2018 was the deadliest year on record for domestic terrorism since the Oklahoma City Bombing more than 20 years ago.
And as president, I won’t feed it. I won’t ignore it. And I won’t tolerate it.
I am going to put the United States Department of Justice back in the business of justice, using the Civil Rights Division and directing law enforcement to counter this extremism.
I’ll hold social media platforms accountable for the hate infiltrating their platforms because they have a responsibility to help lead the fight against this threat to our democracy.
And if you profit off hate, if you act as a megaphone for misinformation or cyberwarfare, if you don’t police your platforms, we are going to hold you accountable.
And here’s a final truth that is important when there are so many powerful forces trying to sow hate and division among us – here is a powerful truth: The vast majority of us have so much more in common than what separates us.
And here’s how I think about that truth. It’s based on what I call the middle of the night thought. Some people call it the three in the morning thought. When you wake up with that thought that’s been weighing on you.
For the vast majority of us, when we wake up thinking that thought, it is never through the lens of the party with which we’re registered to vote. It is never through the lens of some simplistic demographic box a pollster put us in.
And for the vast majority of us, when we wake up thinking that thought, it usually has to do with one of just a very few things. Our personal health, the health of our children or our parents. Can I get a job, keep a job, pay the bills by the end of the month, retire with dignity?
The vast majority of us have so much more in common than what separates us. And speaking of simplistic boxes. Let me just say one thing about how I approach this race.

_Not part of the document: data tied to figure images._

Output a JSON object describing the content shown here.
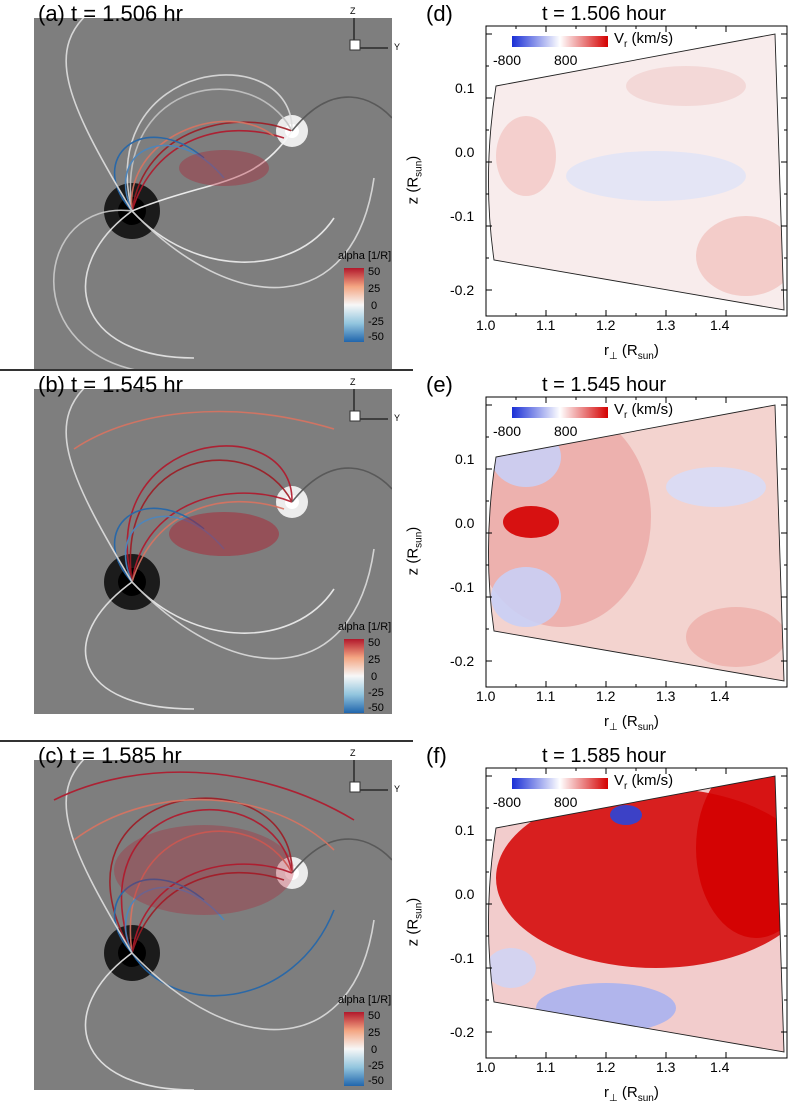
{
  "left_panels": [
    {
      "label": "(a) t = 1.506 hr",
      "intensity": 0.25
    },
    {
      "label": "(b) t = 1.545 hr",
      "intensity": 0.55
    },
    {
      "label": "(c) t = 1.585 hr",
      "intensity": 1.0
    }
  ],
  "triad": {
    "z": "Z",
    "y": "Y"
  },
  "alpha_colorbar": {
    "title": "alpha [1/R]",
    "ticks": [
      "50",
      "25",
      "0",
      "-25",
      "-50"
    ],
    "colors": [
      "#b2182b",
      "#f4a582",
      "#f7f7f7",
      "#92c5de",
      "#2166ac"
    ]
  },
  "right_panels": [
    {
      "label": "(d)",
      "title": "t = 1.506 hour"
    },
    {
      "label": "(e)",
      "title": "t = 1.545 hour"
    },
    {
      "label": "(f)",
      "title": "t = 1.585 hour"
    }
  ],
  "vr_colorbar": {
    "title_main": "V",
    "title_sub": "r",
    "title_unit": " (km/s)",
    "min": "-800",
    "max": "800",
    "colors": [
      "#1a2fd6",
      "#ffffff",
      "#d40000"
    ]
  },
  "axes": {
    "x_label_main": "r",
    "x_label_sub1": "⊥",
    "x_label_mid": " (R",
    "x_label_sub2": "sun",
    "x_label_end": ")",
    "y_label_main": "z (R",
    "y_label_sub": "sun",
    "y_label_end": ")",
    "x_ticks": [
      "1.0",
      "1.1",
      "1.2",
      "1.3",
      "1.4"
    ],
    "y_ticks": [
      "0.1",
      "0.0",
      "-0.1",
      "-0.2"
    ]
  },
  "colors": {
    "magnetogram_bg": "#7e7e7e",
    "pos_red": "#d40000",
    "neg_blue": "#2b45d8"
  }
}
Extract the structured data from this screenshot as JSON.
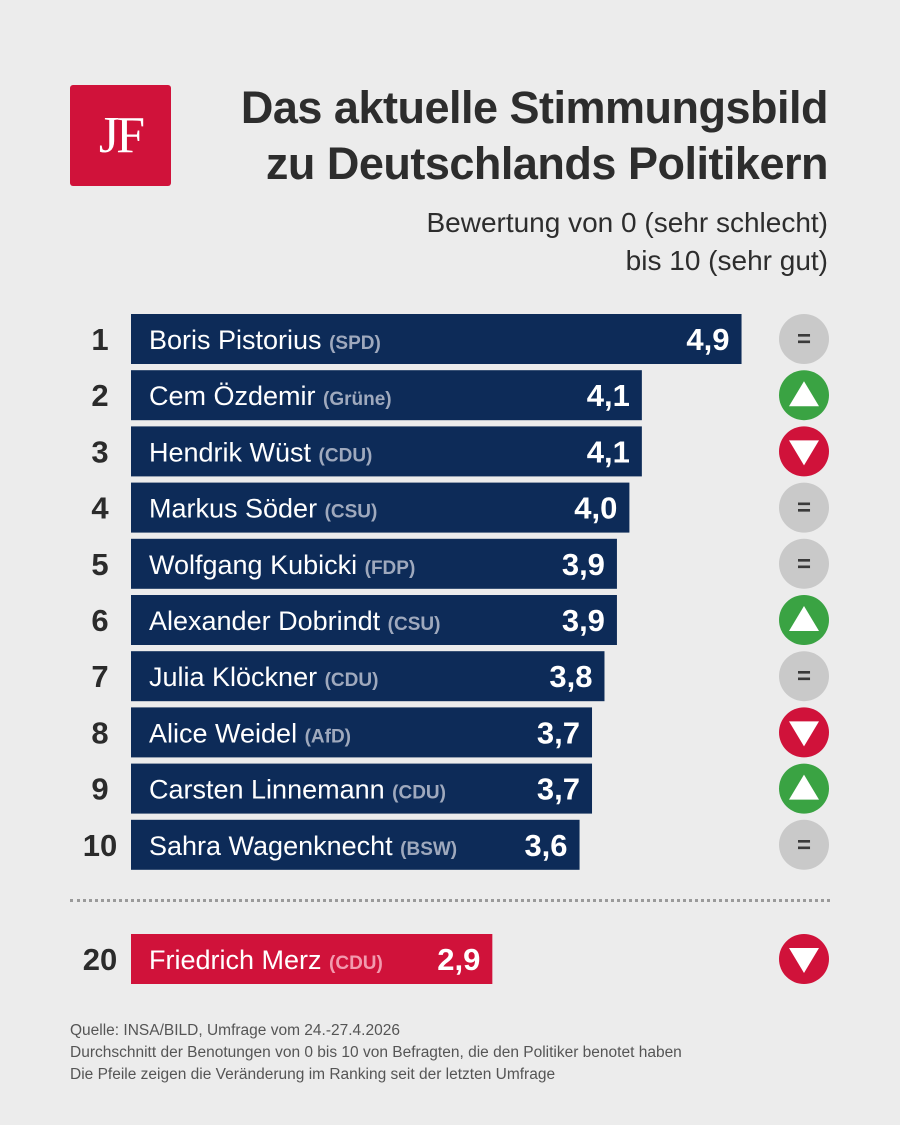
{
  "logo": {
    "text": "JF",
    "color": "#d0123a"
  },
  "title": {
    "line1": "Das aktuelle Stimmungsbild",
    "line2": "zu Deutschlands Politikern"
  },
  "subtitle": {
    "line1": "Bewertung von 0 (sehr schlecht)",
    "line2": "bis 10 (sehr gut)"
  },
  "colors": {
    "bar": "#0d2b58",
    "highlight_bar": "#d0123a",
    "up": "#3aa343",
    "down": "#d0123a",
    "same": "#c9c9c9"
  },
  "chart_data": {
    "type": "bar",
    "orientation": "horizontal",
    "categories": [
      "Boris Pistorius",
      "Cem Özdemir",
      "Hendrik Wüst",
      "Markus Söder",
      "Wolfgang Kubicki",
      "Alexander Dobrindt",
      "Julia Klöckner",
      "Alice Weidel",
      "Carsten Linnemann",
      "Sahra Wagenknecht",
      "Friedrich Merz"
    ],
    "xlim": [
      0,
      10
    ],
    "rows": [
      {
        "rank": "1",
        "name": "Boris Pistorius",
        "party": "(SPD)",
        "value": 4.9,
        "label": "4,9",
        "trend": "same"
      },
      {
        "rank": "2",
        "name": "Cem Özdemir",
        "party": "(Grüne)",
        "value": 4.1,
        "label": "4,1",
        "trend": "up"
      },
      {
        "rank": "3",
        "name": "Hendrik Wüst",
        "party": "(CDU)",
        "value": 4.1,
        "label": "4,1",
        "trend": "down"
      },
      {
        "rank": "4",
        "name": "Markus Söder",
        "party": "(CSU)",
        "value": 4.0,
        "label": "4,0",
        "trend": "same"
      },
      {
        "rank": "5",
        "name": "Wolfgang Kubicki",
        "party": "(FDP)",
        "value": 3.9,
        "label": "3,9",
        "trend": "same"
      },
      {
        "rank": "6",
        "name": "Alexander Dobrindt",
        "party": "(CSU)",
        "value": 3.9,
        "label": "3,9",
        "trend": "up"
      },
      {
        "rank": "7",
        "name": "Julia Klöckner",
        "party": "(CDU)",
        "value": 3.8,
        "label": "3,8",
        "trend": "same"
      },
      {
        "rank": "8",
        "name": "Alice Weidel",
        "party": "(AfD)",
        "value": 3.7,
        "label": "3,7",
        "trend": "down"
      },
      {
        "rank": "9",
        "name": "Carsten Linnemann",
        "party": "(CDU)",
        "value": 3.7,
        "label": "3,7",
        "trend": "up"
      },
      {
        "rank": "10",
        "name": "Sahra Wagenknecht",
        "party": "(BSW)",
        "value": 3.6,
        "label": "3,6",
        "trend": "same"
      },
      {
        "rank": "20",
        "name": "Friedrich Merz",
        "party": "(CDU)",
        "value": 2.9,
        "label": "2,9",
        "trend": "down",
        "highlight": true
      }
    ],
    "same_symbol": "="
  },
  "footer": {
    "line1": "Quelle: INSA/BILD, Umfrage vom 24.-27.4.2026",
    "line2": "Durchschnitt der Benotungen von 0 bis 10 von Befragten, die den Politiker benotet haben",
    "line3": "Die Pfeile zeigen die Veränderung im Ranking seit der letzten Umfrage"
  }
}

There has been a conversation by pundits about “electability” and “who can speak to the Midwest?” But when they say that, they usually put the Midwest in a simplistic box and a narrow narrative.

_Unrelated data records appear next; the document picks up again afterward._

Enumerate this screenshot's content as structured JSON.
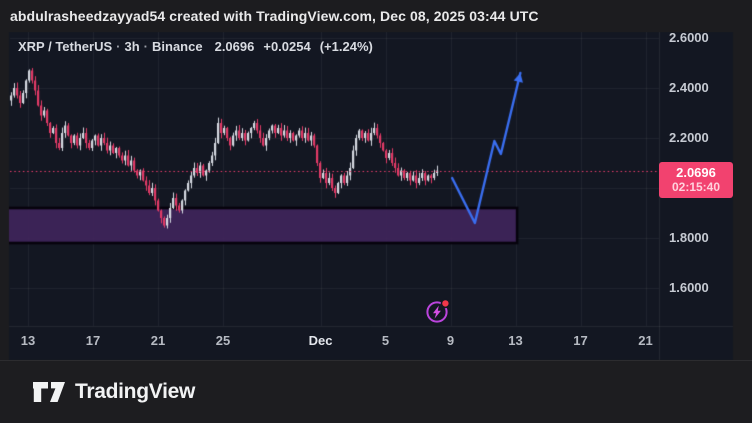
{
  "attribution_bar": {
    "text": "abdulrasheedzayyad54 created with TradingView.com, Dec 08, 2025 03:44 UTC"
  },
  "legend": {
    "symbol": "XRP / TetherUS",
    "separator": "·",
    "interval": "3h",
    "exchange": "Binance",
    "last_price": "2.0696",
    "change_abs": "+0.0254",
    "change_pct": "(+1.24%)"
  },
  "price_scale": {
    "labels": [
      {
        "text": "2.6000",
        "price": 2.6
      },
      {
        "text": "2.4000",
        "price": 2.4
      },
      {
        "text": "2.2000",
        "price": 2.2
      },
      {
        "text": "1.8000",
        "price": 1.8
      },
      {
        "text": "1.6000",
        "price": 1.6
      }
    ],
    "badge": {
      "price_text": "2.0696",
      "price": 2.0696,
      "countdown": "02:15:40",
      "color": "#f2426f"
    }
  },
  "time_scale": {
    "labels": [
      {
        "text": "13",
        "day": 0,
        "bold": false
      },
      {
        "text": "17",
        "day": 4,
        "bold": false
      },
      {
        "text": "21",
        "day": 8,
        "bold": false
      },
      {
        "text": "25",
        "day": 12,
        "bold": false
      },
      {
        "text": "Dec",
        "day": 18,
        "bold": true
      },
      {
        "text": "5",
        "day": 22,
        "bold": false
      },
      {
        "text": "9",
        "day": 26,
        "bold": false
      },
      {
        "text": "13",
        "day": 30,
        "bold": false
      },
      {
        "text": "17",
        "day": 34,
        "bold": false
      },
      {
        "text": "21",
        "day": 38,
        "bold": false
      }
    ]
  },
  "logo_bar": {
    "brand": "TradingView"
  },
  "colors": {
    "page_bg": "#1c1c1f",
    "chart_bg": "#131722",
    "grid": "rgba(255,255,255,0.055)",
    "candle_up": "#d5d9e1",
    "candle_down": "#e23a67",
    "price_line": "#ef3e6e",
    "badge_bg": "#f2426f",
    "zone_fill": "rgba(64,37,92,0.9)",
    "zone_border": "#06030c",
    "arrow_blue": "#3a6ef0",
    "spark_ring": "#bb44dd",
    "spark_bolt": "#d34fe3",
    "spark_dot": "#f0384a"
  },
  "chart_data": {
    "type": "candlestick",
    "title": "XRP / TetherUS · 3h · Binance",
    "interval": "3h",
    "x_range": "Nov 12 – Dec 8, 2025 (projection drawing extends to ~Dec 13)",
    "ylim": [
      1.45,
      2.63
    ],
    "gridline_prices": [
      2.6,
      2.4,
      2.2,
      2.0,
      1.8,
      1.6
    ],
    "last_price": 2.0696,
    "change_abs": 0.0254,
    "change_pct": 1.24,
    "first_open": 2.35,
    "closes": [
      2.37,
      2.4,
      2.37,
      2.34,
      2.38,
      2.43,
      2.47,
      2.43,
      2.39,
      2.33,
      2.29,
      2.31,
      2.26,
      2.22,
      2.24,
      2.18,
      2.16,
      2.22,
      2.25,
      2.21,
      2.18,
      2.21,
      2.17,
      2.2,
      2.22,
      2.18,
      2.16,
      2.19,
      2.21,
      2.17,
      2.2,
      2.18,
      2.15,
      2.17,
      2.14,
      2.16,
      2.13,
      2.11,
      2.13,
      2.09,
      2.11,
      2.07,
      2.05,
      2.07,
      2.03,
      2.01,
      1.98,
      2.0,
      1.95,
      1.91,
      1.88,
      1.85,
      1.88,
      1.92,
      1.96,
      1.93,
      1.91,
      1.95,
      1.99,
      2.02,
      2.05,
      2.08,
      2.06,
      2.09,
      2.05,
      2.07,
      2.1,
      2.13,
      2.18,
      2.26,
      2.22,
      2.24,
      2.2,
      2.17,
      2.21,
      2.23,
      2.2,
      2.22,
      2.19,
      2.22,
      2.24,
      2.26,
      2.23,
      2.2,
      2.17,
      2.2,
      2.23,
      2.25,
      2.22,
      2.24,
      2.21,
      2.23,
      2.2,
      2.22,
      2.19,
      2.21,
      2.23,
      2.2,
      2.22,
      2.19,
      2.21,
      2.17,
      2.1,
      2.04,
      2.06,
      2.02,
      2.04,
      2.0,
      1.98,
      2.02,
      2.05,
      2.02,
      2.05,
      2.08,
      2.15,
      2.2,
      2.23,
      2.2,
      2.22,
      2.19,
      2.22,
      2.24,
      2.21,
      2.18,
      2.15,
      2.12,
      2.14,
      2.1,
      2.08,
      2.05,
      2.07,
      2.04,
      2.06,
      2.03,
      2.05,
      2.02,
      2.04,
      2.06,
      2.03,
      2.05,
      2.04,
      2.06,
      2.0696
    ],
    "zone": {
      "shape": "rectangle",
      "price_top": 1.92,
      "price_bottom": 1.78,
      "day_start": -2,
      "day_end": 30.1
    },
    "projection_arrow": {
      "shape": "polyline-arrow",
      "points": [
        {
          "day": 26.1,
          "price": 2.04
        },
        {
          "day": 27.5,
          "price": 1.86
        },
        {
          "day": 28.7,
          "price": 2.188
        },
        {
          "day": 29.1,
          "price": 2.136
        },
        {
          "day": 30.3,
          "price": 2.46
        }
      ]
    },
    "current_price_dotted_line": 2.0696
  }
}
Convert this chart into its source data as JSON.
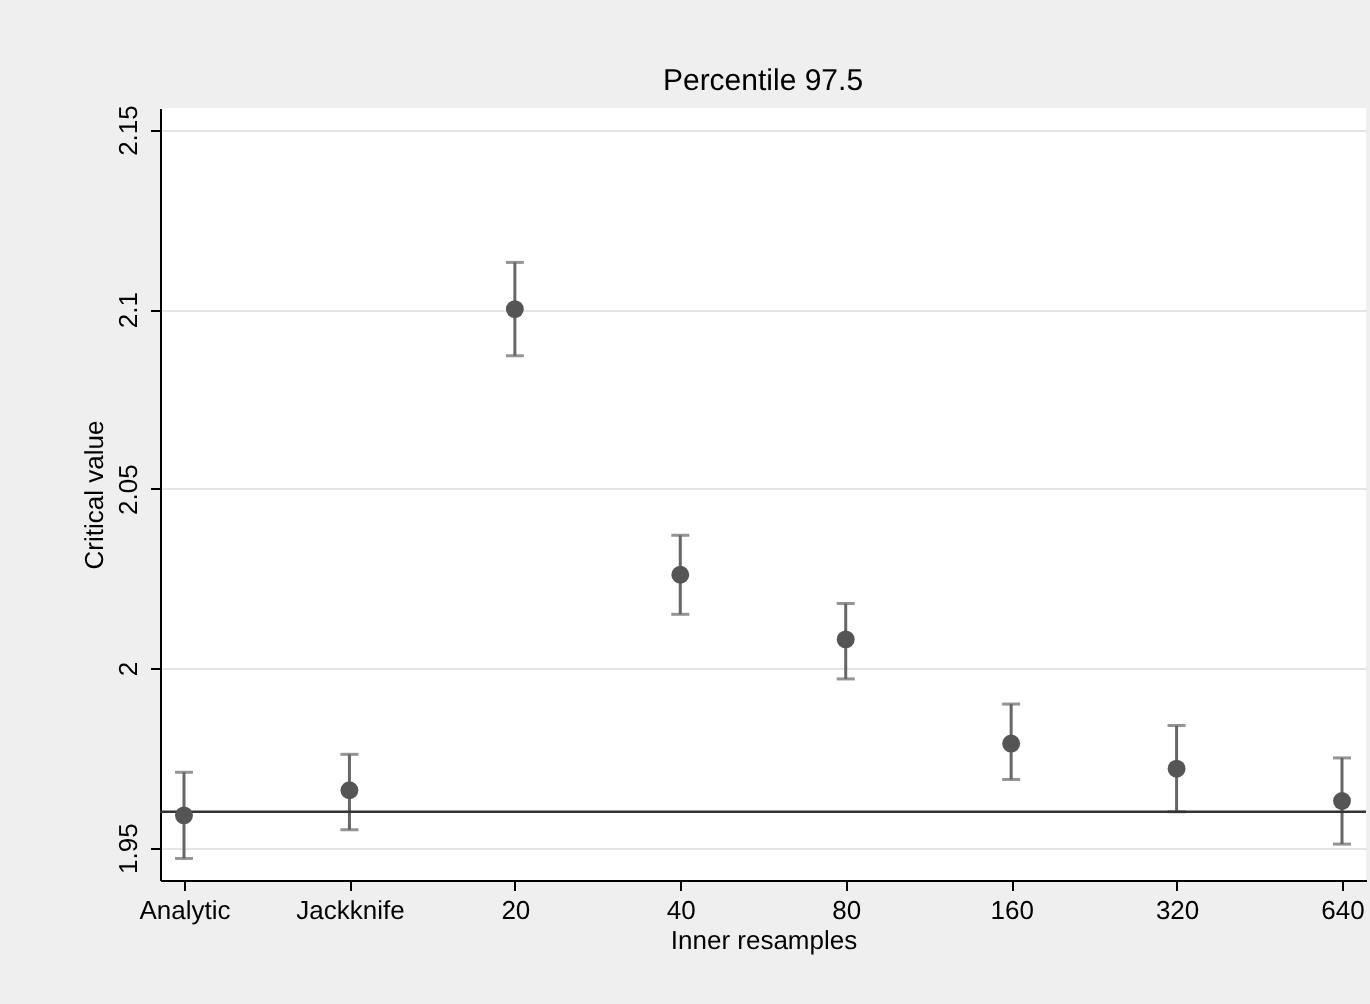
{
  "chart_data": {
    "type": "scatter",
    "title": "Percentile 97.5",
    "xlabel": "Inner resamples",
    "ylabel": "Critical value",
    "categories": [
      "Analytic",
      "Jackknife",
      "20",
      "40",
      "80",
      "160",
      "320",
      "640"
    ],
    "values": [
      1.959,
      1.966,
      2.1,
      2.026,
      2.008,
      1.979,
      1.972,
      1.963
    ],
    "errors": [
      [
        1.947,
        1.971
      ],
      [
        1.955,
        1.976
      ],
      [
        2.087,
        2.113
      ],
      [
        2.015,
        2.037
      ],
      [
        1.997,
        2.018
      ],
      [
        1.969,
        1.99
      ],
      [
        1.96,
        1.984
      ],
      [
        1.951,
        1.975
      ]
    ],
    "color": "#555555",
    "marker": "circle",
    "ylim": [
      1.941,
      2.156
    ],
    "yticks": [
      1.95,
      2,
      2.05,
      2.1,
      2.15
    ],
    "grid": "y",
    "ref_lines": [
      {
        "axis": "y",
        "value": 1.96,
        "color": "#333333",
        "line_style": "solid"
      }
    ]
  }
}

And too often their definition of the Midwest leaves people out. It leaves out people in this room who helped build cities like Detroit. It leaves out working women who are on their feet all day – many of them working without equal pay.

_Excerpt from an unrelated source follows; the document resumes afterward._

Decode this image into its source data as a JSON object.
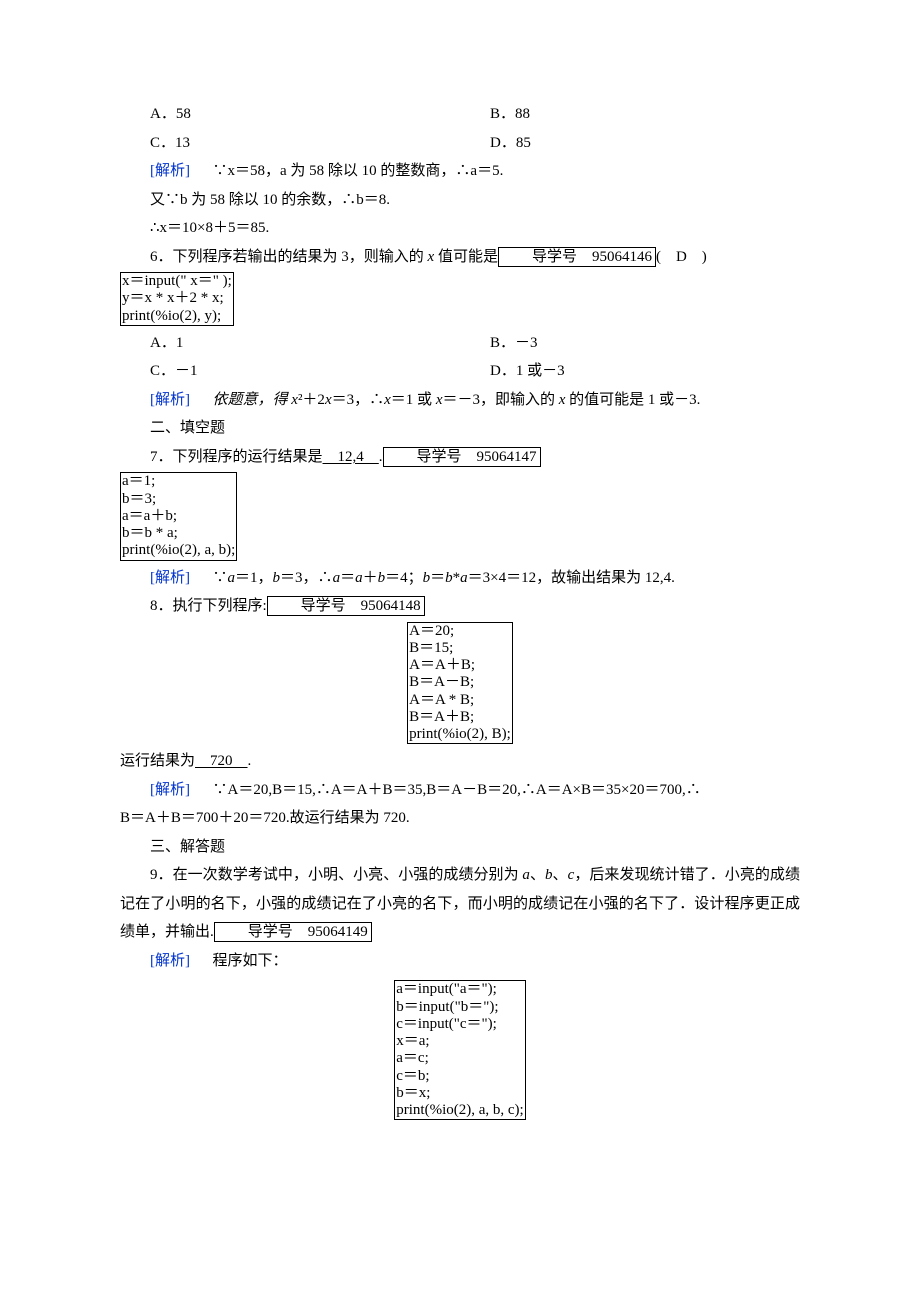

And the conversation too often suggests certain voters will only vote for certain candidates regardless of whether their ideas will lift up all our families. It’s short sighted. It’s wrong. And voters deserve better.
As a party, we can’t let ourselves be drawn into thinking in those boxes or falling into those assumptions. We cannot get dragged into simplistic narratives or yesterday’s politics.
Why? Because it’s a conversation that ignores our commonality and complexity. Our party is the UAW line worker at GM worried about getting laid off.
Our party is the young entrepreneur looking for access to capital so he or she can participate in the economic rebirth of their city. Our party is the teacher who is underpaid and undervalued in Dearborn.
Our party is the senior citizen in Lansing who deserves to retire with dignity. Our party is the mom in Traverse City who is caring for her children AND other people’s children.
Our party is not white or Black, Hispanic or Asian, immigrant or indigenous. It is all of us. This is our party.
This is the America we believe in. And it’s the America I’ll always fight for as president.
So as we march toward 2020, let’s remember the theme of this dinner, “Freedom Knows Only One Direction: Forward.” Hold onto that. Because years from now, our children, our grandchildren, they will look at us and they will ask us, “where were you at that inflection moment?”
And what we will tell them is that we were hanging out together one Sunday night in Detroit. But I also know we will tell them more than just how we felt at this moment. We are going to tell them what we did.
We will tell them what action we took. We will tell them that we stood up and spoke up. That we registered folks, turned them out and took them to the polls.
And we will tell them we won.
That is what we will tell them. That we fought for the best of who we are and moved this country forward.